Scorsese, però, tornò nella Little Italy con le macchine da presa e per sei ore intervistò essenzialmente i suoi genitori: Charles e Catherine Scorsese. Catherine si dilungò sulla sua ricetta personale per il sugo della pasta, e sul fatto che suo padre era vissuto a New York per trent'anni senza mai imparare l'inglese.
Un quarto di secolo dopo, l'enorme successo dei Sopranos, la serie televisiva della HBO, ha ridato fiato allo stereotipo dell'italoamericano mafioso, circondato da madri invadenti e beghine, afflitte da un cattolicesimo superstizioso d'altri tempi, e da sorelle nerastre e bruttine e goffi ragazzetti, cafoni nelle maniere anche se simpatici.

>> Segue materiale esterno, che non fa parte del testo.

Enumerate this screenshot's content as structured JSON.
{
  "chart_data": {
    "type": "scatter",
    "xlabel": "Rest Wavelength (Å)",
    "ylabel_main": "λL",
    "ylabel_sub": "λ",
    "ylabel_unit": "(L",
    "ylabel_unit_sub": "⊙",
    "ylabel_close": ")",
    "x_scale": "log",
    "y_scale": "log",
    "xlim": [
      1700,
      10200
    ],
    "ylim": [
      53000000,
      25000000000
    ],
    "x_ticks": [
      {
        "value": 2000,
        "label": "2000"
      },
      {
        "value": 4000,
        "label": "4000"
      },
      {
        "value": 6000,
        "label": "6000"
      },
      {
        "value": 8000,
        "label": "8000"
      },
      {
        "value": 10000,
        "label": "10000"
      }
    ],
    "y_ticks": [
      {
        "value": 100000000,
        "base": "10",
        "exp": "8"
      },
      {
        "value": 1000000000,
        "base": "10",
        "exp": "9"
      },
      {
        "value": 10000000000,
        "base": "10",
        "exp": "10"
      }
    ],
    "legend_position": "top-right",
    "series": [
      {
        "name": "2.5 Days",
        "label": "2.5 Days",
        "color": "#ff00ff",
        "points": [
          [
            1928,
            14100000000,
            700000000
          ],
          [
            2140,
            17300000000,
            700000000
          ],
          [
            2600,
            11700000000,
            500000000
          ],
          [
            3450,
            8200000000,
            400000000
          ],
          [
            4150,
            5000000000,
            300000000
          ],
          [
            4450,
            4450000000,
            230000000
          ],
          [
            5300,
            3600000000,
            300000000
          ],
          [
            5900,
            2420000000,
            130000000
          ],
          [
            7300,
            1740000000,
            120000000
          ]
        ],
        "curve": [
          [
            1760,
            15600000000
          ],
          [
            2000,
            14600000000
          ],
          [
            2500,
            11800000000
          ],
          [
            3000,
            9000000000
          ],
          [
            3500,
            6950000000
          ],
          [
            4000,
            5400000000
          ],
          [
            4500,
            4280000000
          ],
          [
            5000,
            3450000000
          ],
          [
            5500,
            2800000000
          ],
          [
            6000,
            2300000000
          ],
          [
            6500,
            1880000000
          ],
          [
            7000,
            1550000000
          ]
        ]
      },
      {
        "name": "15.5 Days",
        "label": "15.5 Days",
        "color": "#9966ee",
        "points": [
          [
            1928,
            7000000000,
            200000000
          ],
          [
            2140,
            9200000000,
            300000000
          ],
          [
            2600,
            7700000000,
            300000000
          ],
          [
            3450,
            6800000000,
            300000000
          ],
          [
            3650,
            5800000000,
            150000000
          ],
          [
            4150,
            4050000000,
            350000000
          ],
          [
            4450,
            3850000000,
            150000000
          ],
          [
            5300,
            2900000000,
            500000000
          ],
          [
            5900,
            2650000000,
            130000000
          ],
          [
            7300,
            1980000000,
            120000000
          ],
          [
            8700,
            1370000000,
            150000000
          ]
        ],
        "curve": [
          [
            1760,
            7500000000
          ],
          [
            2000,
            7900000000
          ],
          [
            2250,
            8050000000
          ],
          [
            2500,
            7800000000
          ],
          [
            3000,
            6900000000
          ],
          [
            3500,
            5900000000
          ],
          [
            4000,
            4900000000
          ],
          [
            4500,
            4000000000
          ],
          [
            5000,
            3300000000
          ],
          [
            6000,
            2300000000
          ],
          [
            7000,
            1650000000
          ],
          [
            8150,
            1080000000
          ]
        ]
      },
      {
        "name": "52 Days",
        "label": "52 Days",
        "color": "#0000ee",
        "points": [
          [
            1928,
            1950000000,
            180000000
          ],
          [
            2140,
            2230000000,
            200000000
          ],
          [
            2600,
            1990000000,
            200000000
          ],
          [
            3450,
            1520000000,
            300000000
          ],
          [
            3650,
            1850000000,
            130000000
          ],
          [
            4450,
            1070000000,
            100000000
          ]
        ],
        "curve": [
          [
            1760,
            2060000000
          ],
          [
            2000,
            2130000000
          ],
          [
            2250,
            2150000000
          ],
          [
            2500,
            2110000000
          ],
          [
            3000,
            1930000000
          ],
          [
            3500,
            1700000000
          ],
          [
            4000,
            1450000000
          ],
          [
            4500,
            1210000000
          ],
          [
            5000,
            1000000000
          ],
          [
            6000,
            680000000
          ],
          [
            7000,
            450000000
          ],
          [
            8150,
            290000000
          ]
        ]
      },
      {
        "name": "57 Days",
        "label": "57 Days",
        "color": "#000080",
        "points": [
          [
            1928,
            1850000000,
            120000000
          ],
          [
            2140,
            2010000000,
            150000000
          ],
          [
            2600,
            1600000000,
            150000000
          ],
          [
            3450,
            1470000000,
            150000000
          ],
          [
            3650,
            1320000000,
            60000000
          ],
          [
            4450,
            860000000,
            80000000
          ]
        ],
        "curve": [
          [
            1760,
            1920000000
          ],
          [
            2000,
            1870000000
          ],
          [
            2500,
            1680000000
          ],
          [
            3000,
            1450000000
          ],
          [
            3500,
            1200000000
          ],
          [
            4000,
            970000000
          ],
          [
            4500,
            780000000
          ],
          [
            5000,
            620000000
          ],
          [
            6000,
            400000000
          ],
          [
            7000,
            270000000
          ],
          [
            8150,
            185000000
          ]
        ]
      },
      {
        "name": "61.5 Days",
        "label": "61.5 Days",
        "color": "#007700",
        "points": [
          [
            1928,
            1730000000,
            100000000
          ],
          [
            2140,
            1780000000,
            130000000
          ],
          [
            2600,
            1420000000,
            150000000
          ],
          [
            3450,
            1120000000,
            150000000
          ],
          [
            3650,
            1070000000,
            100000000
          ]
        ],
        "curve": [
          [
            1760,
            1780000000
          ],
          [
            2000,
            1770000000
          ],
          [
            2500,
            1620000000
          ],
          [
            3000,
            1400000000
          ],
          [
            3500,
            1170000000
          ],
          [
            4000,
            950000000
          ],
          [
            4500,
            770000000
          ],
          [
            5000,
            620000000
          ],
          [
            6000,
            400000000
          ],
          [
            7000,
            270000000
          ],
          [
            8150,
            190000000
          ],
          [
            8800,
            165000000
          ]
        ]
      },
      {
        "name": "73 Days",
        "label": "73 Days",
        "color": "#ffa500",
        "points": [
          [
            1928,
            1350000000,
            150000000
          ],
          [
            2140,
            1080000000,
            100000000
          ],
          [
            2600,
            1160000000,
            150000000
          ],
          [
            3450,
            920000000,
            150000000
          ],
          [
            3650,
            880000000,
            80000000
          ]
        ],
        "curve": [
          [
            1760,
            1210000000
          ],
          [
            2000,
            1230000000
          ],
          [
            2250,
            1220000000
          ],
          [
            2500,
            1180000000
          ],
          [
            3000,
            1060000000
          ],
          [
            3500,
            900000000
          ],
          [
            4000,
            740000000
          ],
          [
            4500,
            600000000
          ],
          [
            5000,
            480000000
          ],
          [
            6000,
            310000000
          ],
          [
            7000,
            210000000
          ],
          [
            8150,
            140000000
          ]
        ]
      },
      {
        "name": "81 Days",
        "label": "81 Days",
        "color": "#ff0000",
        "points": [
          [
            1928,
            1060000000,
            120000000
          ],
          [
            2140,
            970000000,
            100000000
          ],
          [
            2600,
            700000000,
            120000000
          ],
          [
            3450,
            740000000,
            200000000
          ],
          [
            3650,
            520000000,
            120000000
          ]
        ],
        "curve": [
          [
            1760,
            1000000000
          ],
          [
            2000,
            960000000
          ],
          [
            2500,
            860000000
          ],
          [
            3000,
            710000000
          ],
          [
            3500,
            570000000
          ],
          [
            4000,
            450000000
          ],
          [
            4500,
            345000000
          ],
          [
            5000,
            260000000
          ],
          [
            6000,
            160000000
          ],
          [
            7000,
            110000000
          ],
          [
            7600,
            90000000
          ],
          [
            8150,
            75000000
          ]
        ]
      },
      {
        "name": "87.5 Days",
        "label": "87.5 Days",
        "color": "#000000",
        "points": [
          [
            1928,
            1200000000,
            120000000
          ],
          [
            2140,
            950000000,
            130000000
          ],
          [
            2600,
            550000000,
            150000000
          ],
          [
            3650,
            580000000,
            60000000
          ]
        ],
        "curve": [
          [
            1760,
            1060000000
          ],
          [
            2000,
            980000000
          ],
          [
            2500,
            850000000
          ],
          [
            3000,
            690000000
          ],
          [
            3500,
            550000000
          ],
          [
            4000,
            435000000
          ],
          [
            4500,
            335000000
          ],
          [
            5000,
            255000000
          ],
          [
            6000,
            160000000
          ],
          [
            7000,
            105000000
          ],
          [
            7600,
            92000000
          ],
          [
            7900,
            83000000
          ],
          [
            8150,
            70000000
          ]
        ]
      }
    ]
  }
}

Un ritratto assolutamente distorto, che si è dissolto soltanto nelle nuovissime generazioni americane, per le quali l'Italia è diventata sinonimo di stile e alta qualità della vita, ma che ha umiliato a lungo, come dimostra questo libro di Erik Amfitheatrof, una popolazione non seconda a nessuno come intelligenza, capacità lavorativa e attaccamento al paese d'adozione.
Ricostruendo la storia degli italiani d'America, attraverso le vicende dei loro rappresentanti più celebri, il libro di Amfitheatrof, così preciso e fattuale, così attento ai particolari, come sono sempre i testi migliori, ristabilisce finalmente l'equilibrio turbato. E se qualcuno d'ora in poi ci interrogherà chiedendo i primi nomi di italoamericani che ci vengono in mente, non diremo più come una volta Al Capone o Lucky Luciano, ma Sinatra, Scorsese, Di Maggio e tutti gli altri.